What does reversal of Roe v. Wade mean for Kentucky?
Published 1:51 pm Monday, June 27, 2022
TESSA REDMOND
Kentucky Today
With the Supreme Court’s 6-3 ruling that topples Roe v. Wade and Casey v. Planned Parenthood, the issue of abortion has returned to the states. For Kentucky, that means abortion is no longer an option.
“As of this morning, except where the health of the mother is at risk, abortion is no longer lawful in the commonwealth,” said Kentucky Attorney General Daniel Cameron at a press conference on Friday. “In the coming days, my office will pursue court orders that reflect this new legal reality.”
Kentucky’s trigger law, which was enacted in 2019 as House Bill 148, automatically took effect upon the overturning of Roe. Kentucky is one of 13 states where abortion ended once Roe was overturned.
The law, also known as the Human Life Protection Act, bans elective abortion in the commonwealth, but permits the procedure if a physician determines it can “prevent the death or substantial risk of death” of a pregnant woman. It also allows abortions to “prevent the serious, permanent impairment of a life-sustaining organ of a pregnant woman.”
Outside of these provisions, performing an abortion is now a Class D felony. But a woman who obtains an abortion would not be liable to any criminal prosecution or penalty.
One of Kentucky’s primary abortion providers, EMW Women’s Surgical Center, stopped performing abortions shortly after the Dobbs decision while their legal team assessed the intersection of Friday’s ruling with federal and state laws.
“The ACLU of Kentucky and its partners are prepared to file a case in state court arguing the Kentucky Constitution allows for the legal right to access abortion,” said the ACLU of Kentucky in a press release. “We will aggressively litigate this claim on behalf of our Louisville-based client, EMW Women’s Surgical Center, seeking relief from the courts that will allow all providers to resume providing abortions as soon as possible.”
EMW and Planned Parenthood in Louisville stopped providing abortions for a week in April while a challenge to House Bill 3 was pending. The multi-faceted pro-life bill was effectively blocked by a federal judge in May.
Other abortions laws enjoined in federal court include a “heartbeat bill” prohibiting abortions after a fetal heartbeat is detected, a 15-week abortion ban similar to the Mississippi legislation at the epicenter of Dobbs and a live dismemberment abortion ban that the Supreme Court ruled Cameron could continue to defend in March.
Now Cameron and his team will begin working with the court to dismiss injunctions and untangle the web of Kentucky’s abortion laws.
“The decision certainly eliminates the basis for those challenges to Kentucky’s abortion laws,” said Brett Nolan, Kentucky’s principal deputy solicitor general. “The cases don’t just go away.

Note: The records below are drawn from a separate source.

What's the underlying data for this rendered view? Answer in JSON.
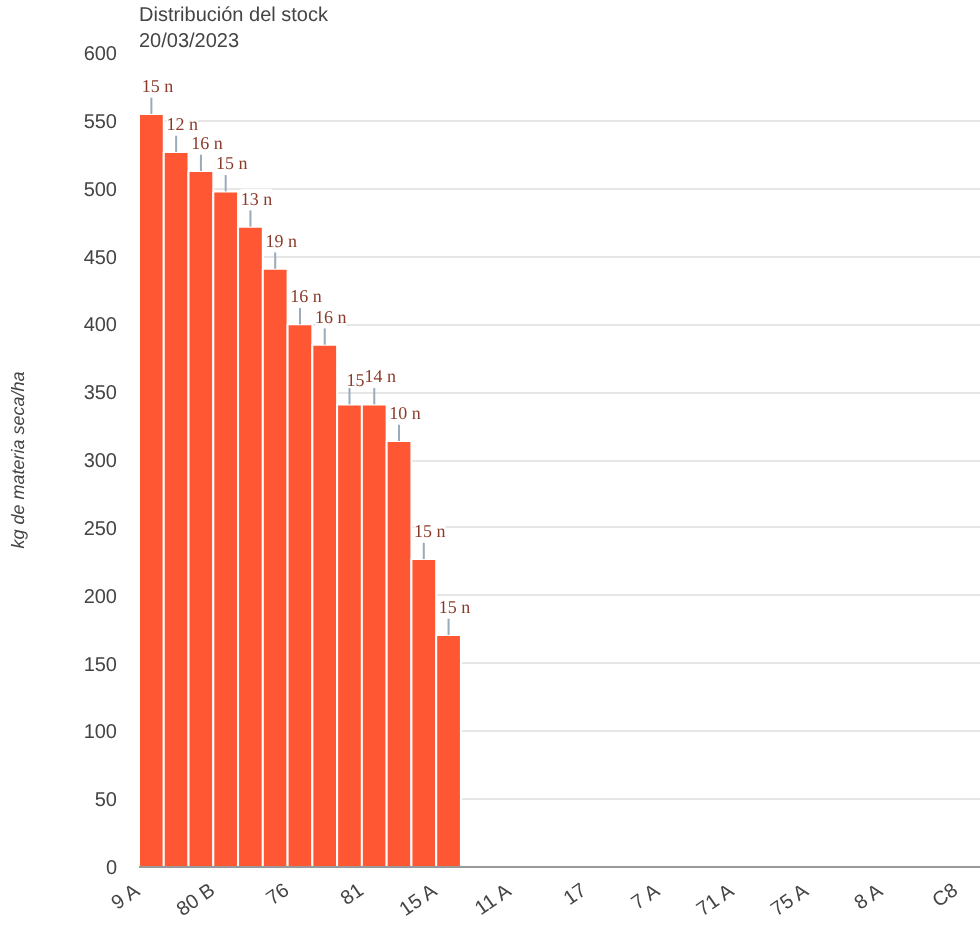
{
  "chart_data": {
    "type": "bar",
    "title": "Distribución del stock",
    "subtitle": "20/03/2023",
    "ylabel": "kg de materia seca/ha",
    "categories": [
      "9 A",
      null,
      null,
      "80 B",
      null,
      null,
      "76",
      null,
      null,
      "81",
      null,
      null,
      "15 A",
      null,
      null,
      "11 A",
      null,
      null,
      "17",
      null,
      null,
      "7 A",
      null,
      null,
      "71 A",
      null,
      null,
      "75 A",
      null,
      null,
      "8 A",
      null,
      null,
      "C8"
    ],
    "values": [
      555,
      527,
      513,
      498,
      472,
      441,
      400,
      385,
      341,
      341,
      314,
      227,
      171,
      null,
      null,
      null,
      null,
      null,
      null,
      null,
      null,
      null,
      null,
      null,
      null,
      null,
      null,
      null,
      null,
      null,
      null,
      null,
      null,
      null
    ],
    "annotations": [
      {
        "text": "15 n",
        "y": 555
      },
      {
        "text": "12 n",
        "y": 527
      },
      {
        "text": "16 n",
        "y": 513
      },
      {
        "text": "15 n",
        "y": 498
      },
      {
        "text": "13 n",
        "y": 472
      },
      {
        "text": "19 n",
        "y": 441
      },
      {
        "text": "16 n",
        "y": 400
      },
      {
        "text": "16 n",
        "y": 385
      },
      {
        "text": "15",
        "y": 341
      },
      {
        "text": "14 n",
        "y": 341
      },
      {
        "text": "10 n",
        "y": 314
      },
      {
        "text": "15 n",
        "y": 227
      },
      {
        "text": "15 n",
        "y": 171
      }
    ],
    "color": "#ff5733",
    "ylim": [
      0,
      600
    ],
    "yticks": [
      0,
      50,
      100,
      150,
      200,
      250,
      300,
      350,
      400,
      450,
      500,
      550,
      600
    ],
    "grid": "y"
  }
}
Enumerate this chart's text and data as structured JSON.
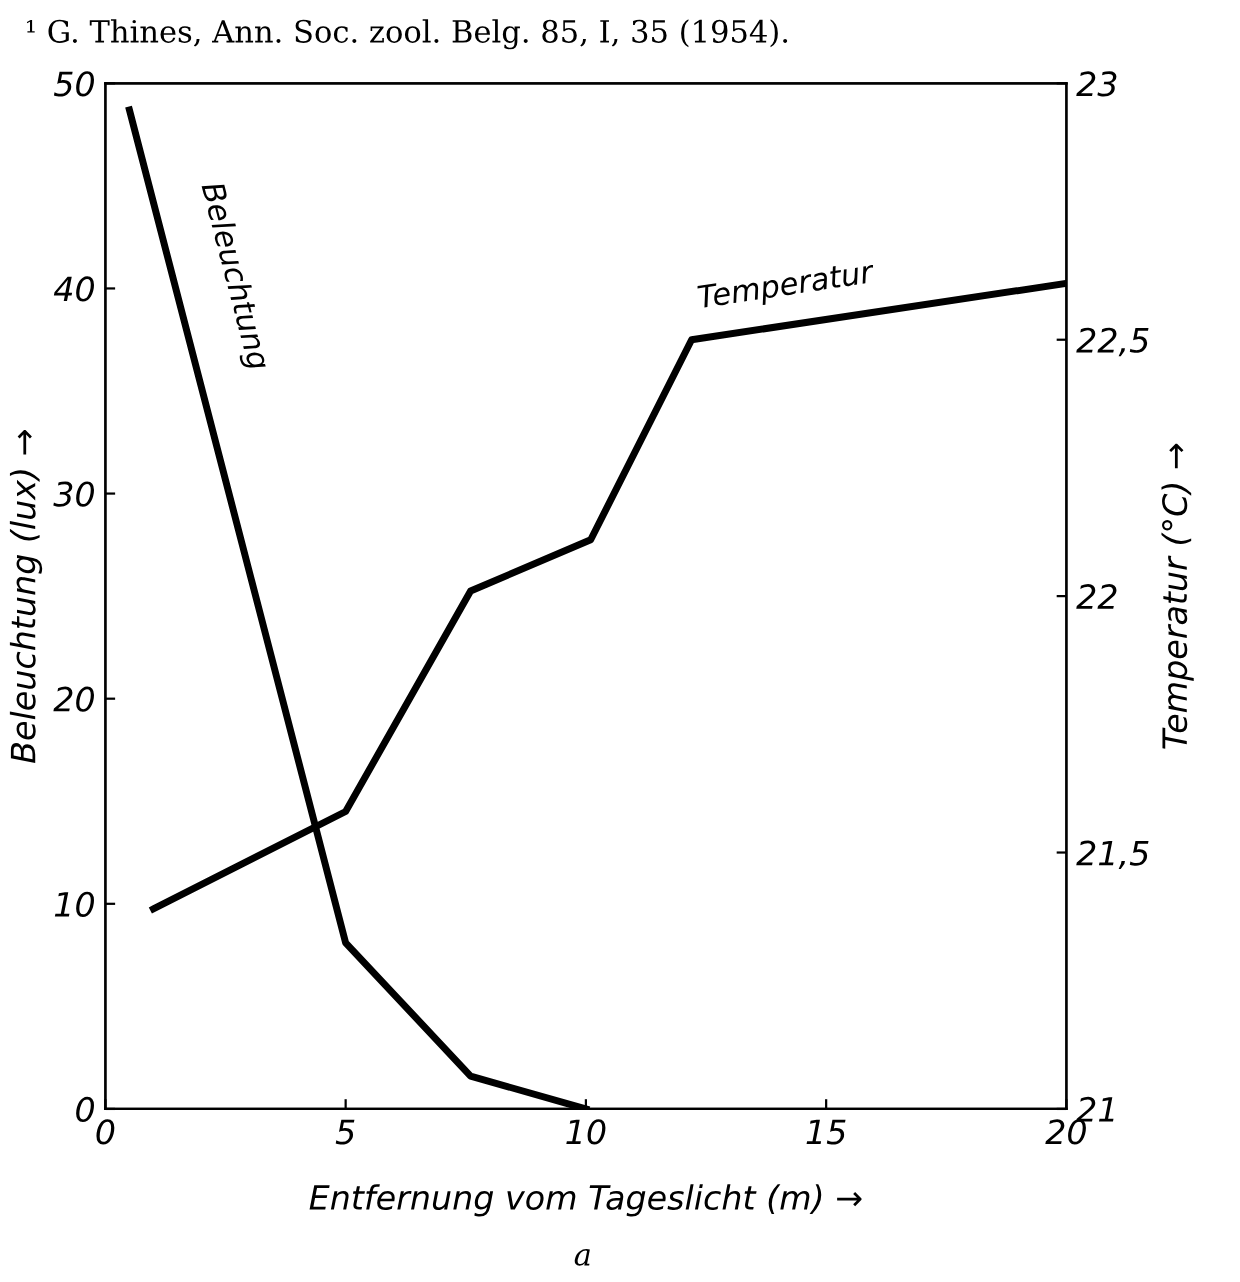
{
  "chart_data": {
    "type": "line",
    "annotations": [
      "¹ G. Thines, Ann. Soc. zool. Belg. 85, I, 35 (1954).",
      "a"
    ],
    "xlabel": "Entfernung vom Tageslicht (m) →",
    "ylabel": "Beleuchtung (lux) →",
    "y2label": "Temperatur (°C) →",
    "xlim": [
      0,
      20
    ],
    "xticks": [
      0,
      5,
      10,
      15,
      20
    ],
    "ylim": [
      0,
      50
    ],
    "yticks": [
      0,
      10,
      20,
      30,
      40,
      50
    ],
    "y2lim": [
      21,
      23
    ],
    "y2ticks": [
      21,
      {
        "value": 21.5,
        "label": "21,5"
      },
      22,
      {
        "value": 22.5,
        "label": "22,5"
      },
      23
    ],
    "grid": false,
    "legend": false,
    "marker": "none",
    "line_style": "solid",
    "series": [
      {
        "name": "Beleuchtung",
        "color": "#000000",
        "x": [
          0.5,
          5,
          7.6,
          10
        ],
        "values": [
          48.7,
          8.1,
          1.6,
          0
        ]
      },
      {
        "name": "Temperatur",
        "color": "#000000",
        "axis": "y2",
        "x": [
          1,
          5,
          7.6,
          10.1,
          12.2,
          20
        ],
        "values": [
          21.39,
          21.58,
          22.01,
          22.11,
          22.5,
          22.61
        ]
      }
    ]
  }
}
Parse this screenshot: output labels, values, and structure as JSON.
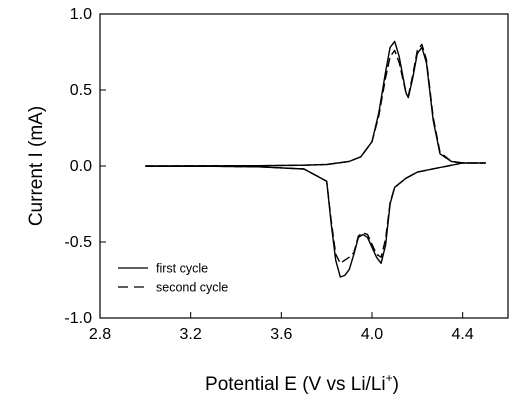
{
  "chart_data": {
    "type": "line",
    "title": "",
    "xlabel": "Potential  E  (V vs Li/Li",
    "xlabel_sup": "+",
    "xlabel_close": ")",
    "ylabel": "Current   I  (mA)",
    "xlim": [
      2.8,
      4.6
    ],
    "ylim": [
      -1.0,
      1.0
    ],
    "x_ticks": [
      2.8,
      3.2,
      3.6,
      4.0,
      4.4
    ],
    "x_tick_labels": [
      "2.8",
      "3.2",
      "3.6",
      "4.0",
      "4.4"
    ],
    "y_ticks": [
      -1.0,
      -0.5,
      0.0,
      0.5,
      1.0
    ],
    "y_tick_labels": [
      "-1.0",
      "-0.5",
      "0.0",
      "0.5",
      "1.0"
    ],
    "grid": false,
    "legend_position": "bottom-left",
    "series": [
      {
        "name": "first cycle",
        "style": "solid",
        "color": "#000000",
        "x": [
          3.0,
          3.5,
          3.7,
          3.8,
          3.9,
          3.95,
          4.0,
          4.03,
          4.06,
          4.08,
          4.1,
          4.12,
          4.15,
          4.16,
          4.18,
          4.2,
          4.22,
          4.24,
          4.27,
          4.3,
          4.35,
          4.4,
          4.5,
          4.5,
          4.4,
          4.3,
          4.2,
          4.15,
          4.1,
          4.08,
          4.06,
          4.04,
          4.02,
          3.98,
          3.96,
          3.94,
          3.92,
          3.9,
          3.88,
          3.86,
          3.84,
          3.82,
          3.8,
          3.7,
          3.5,
          3.3,
          3.0
        ],
        "y": [
          0.0,
          0.002,
          0.005,
          0.01,
          0.03,
          0.06,
          0.16,
          0.35,
          0.62,
          0.78,
          0.82,
          0.72,
          0.48,
          0.45,
          0.58,
          0.74,
          0.78,
          0.68,
          0.3,
          0.08,
          0.03,
          0.02,
          0.02,
          0.02,
          0.02,
          -0.01,
          -0.04,
          -0.08,
          -0.14,
          -0.25,
          -0.52,
          -0.64,
          -0.6,
          -0.47,
          -0.45,
          -0.47,
          -0.58,
          -0.68,
          -0.72,
          -0.73,
          -0.62,
          -0.38,
          -0.1,
          -0.02,
          -0.005,
          -0.002,
          -0.002
        ]
      },
      {
        "name": "second cycle",
        "style": "dashed",
        "color": "#000000",
        "x": [
          3.0,
          3.5,
          3.7,
          3.8,
          3.9,
          3.95,
          4.0,
          4.03,
          4.06,
          4.08,
          4.1,
          4.12,
          4.15,
          4.16,
          4.18,
          4.2,
          4.22,
          4.24,
          4.27,
          4.3,
          4.35,
          4.4,
          4.5,
          4.5,
          4.4,
          4.3,
          4.2,
          4.15,
          4.1,
          4.08,
          4.06,
          4.04,
          4.02,
          3.98,
          3.96,
          3.94,
          3.92,
          3.9,
          3.88,
          3.86,
          3.84,
          3.82,
          3.8,
          3.7,
          3.5,
          3.3,
          3.0
        ],
        "y": [
          0.0,
          0.002,
          0.005,
          0.01,
          0.03,
          0.06,
          0.16,
          0.33,
          0.58,
          0.72,
          0.76,
          0.68,
          0.48,
          0.46,
          0.6,
          0.76,
          0.8,
          0.7,
          0.32,
          0.09,
          0.03,
          0.02,
          0.02,
          0.02,
          0.02,
          -0.01,
          -0.04,
          -0.08,
          -0.14,
          -0.24,
          -0.48,
          -0.6,
          -0.58,
          -0.45,
          -0.44,
          -0.46,
          -0.57,
          -0.6,
          -0.62,
          -0.64,
          -0.58,
          -0.36,
          -0.1,
          -0.02,
          -0.005,
          -0.002,
          -0.002
        ]
      }
    ]
  }
}
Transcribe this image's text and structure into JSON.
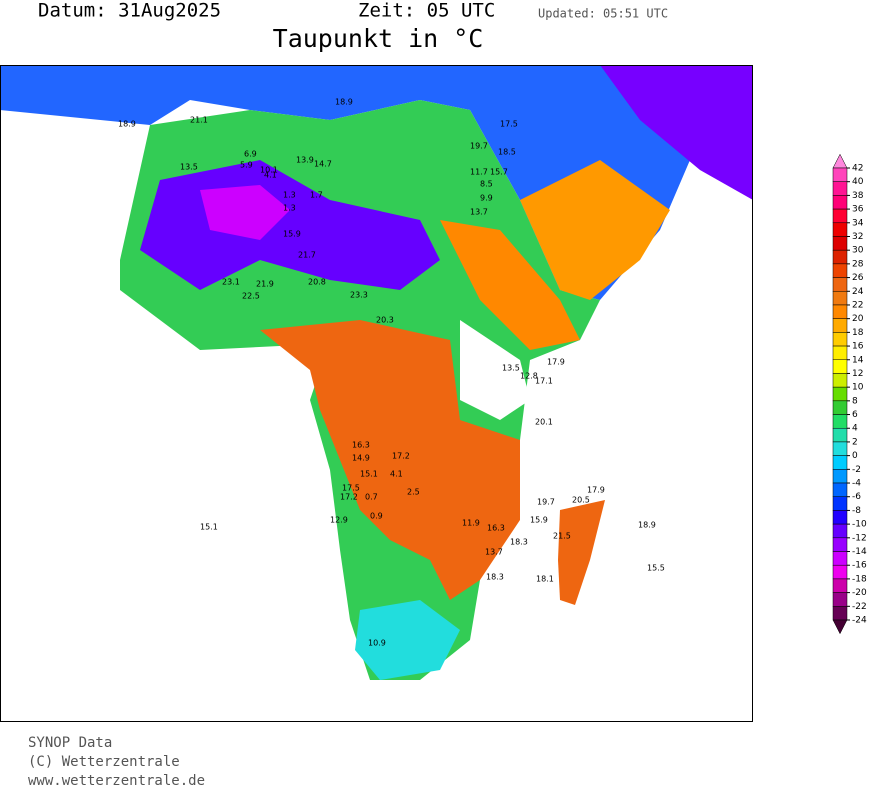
{
  "header": {
    "date": "Datum: 31Aug2025",
    "time": "Zeit: 05 UTC",
    "updated": "Updated: 05:51 UTC",
    "title": "Taupunkt in °C"
  },
  "colorbar": {
    "ticks": [
      42,
      40,
      38,
      36,
      34,
      32,
      30,
      28,
      26,
      24,
      22,
      20,
      18,
      16,
      14,
      12,
      10,
      8,
      6,
      4,
      2,
      0,
      -2,
      -4,
      -6,
      -8,
      -10,
      -12,
      -14,
      -16,
      -18,
      -20,
      -22,
      -24
    ],
    "colors": [
      "#ff88dd",
      "#ff44bb",
      "#ff1493",
      "#ff0077",
      "#ff0033",
      "#ee0000",
      "#dd0000",
      "#dd2200",
      "#ee4400",
      "#ee6611",
      "#f07a10",
      "#ff8800",
      "#ffaa00",
      "#ffcc00",
      "#ffee00",
      "#ffff00",
      "#ccee00",
      "#66dd00",
      "#33cc33",
      "#22dd66",
      "#22ddaa",
      "#22dddd",
      "#00ccff",
      "#0099ff",
      "#0066ff",
      "#0033ff",
      "#2200ff",
      "#6600ff",
      "#9900ff",
      "#cc00ff",
      "#ee00ee",
      "#cc00aa",
      "#990088",
      "#660055",
      "#440033"
    ]
  },
  "stations": [
    "13.5",
    "10.1",
    "1.3",
    "1.3",
    "1.7",
    "15.9",
    "21.7",
    "20.8",
    "23.3",
    "20.3",
    "23.1",
    "21.9",
    "22.5",
    "13.7",
    "11.7",
    "15.7",
    "8.5",
    "9.9",
    "17.9",
    "13.5",
    "12.8",
    "17.1",
    "20.1",
    "16.3",
    "14.9",
    "17.2",
    "4.1",
    "15.1",
    "17.5",
    "17.2",
    "0.7",
    "2.5",
    "12.9",
    "0.9",
    "15.1",
    "11.9",
    "16.3",
    "19.7",
    "20.5",
    "17.9",
    "15.9",
    "21.5",
    "18.9",
    "18.3",
    "13.7",
    "18.3",
    "18.1",
    "15.5",
    "10.9",
    "18.9",
    "21.1",
    "5.9",
    "6.9",
    "4.1",
    "13.9",
    "14.7",
    "18.9",
    "19.7",
    "18.5",
    "17.5"
  ],
  "footer": {
    "line1": "SYNOP Data",
    "line2": "(C) Wetterzentrale",
    "line3": "www.wetterzentrale.de"
  }
}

We have to ask courts to lift injunctions and dismiss cases, which is what we’ll plan on doing in the future.”
With abortion returned to the states, Kentucky voters will have a chance to make their voices heard on the issue come November 8.
The “Yes for Life” amendment, labeled constitutional amendment two on the ballot, would clarify that there is no right to abortion or abortion funding enshrined in the state’s constitution.
Addia Wuchner, executive director of Kentucky Right to Life, said the amendment will prevent judicial activism—similar to that which brought about Roe in 1973.
“Voting yes on constitutional amendment number two is our opportunity ensure no judge puts his own politics above the will of the people and invents a right to abortion in our commonwealth,” Wuchner said.
Jim Ewing, the advisory chairman of the Friends of Life Kentucky and pastor of First Baptist Church Calvert City, offered a statement about the decision.
“The overturn of Roe v. Wade is a blessing of God as well as a crucial step in the goal of Friends of Life Kentucky to end elective abortion across Kentucky,” he said. “I am grateful for the countless lives that will be saved by this decision, but we must never lose sight of the tragic loss of some 63 million children that were the result of an egregious decision nearly 50 years ago.
“As we approach the coming elections in November, I urge Kentucky Baptists to continue pray for our state legislators as they face the inevitable pressure to back away from their current strong pro-life stance. I also want to encourage Kentucky Baptists to vote for the proposed amendment to the Kentucky Constitution that affirms the idea that there is no specific or implied affirmation or support for abortion in our state Constitution.”
The amendment would not directly impact abortion access in Kentucky under the trigger law and other pieces of pro-life legislation, which already ban the procedure now that Roe and Casey have been overturned.
“Abortion is, for all intents and purposes, over here in the commonwealth,” Cameron said.
Republican Rep. Nancy Tate, lead sponsor of an omnibus pro-life bill passed into law in April, praised the high court’s decision, calling it a “historic and tide-turning day in the fight to protect humanity’s most innocent.”
“The Supreme Court has given the power back to the states to decide, which is how it should have always been,” Tate said. “From this moment on, states have the power to choose whether or not to uphold the sanctity of life. Abortions will now be illegal in the commonwealth, except to protect the life of the mother.”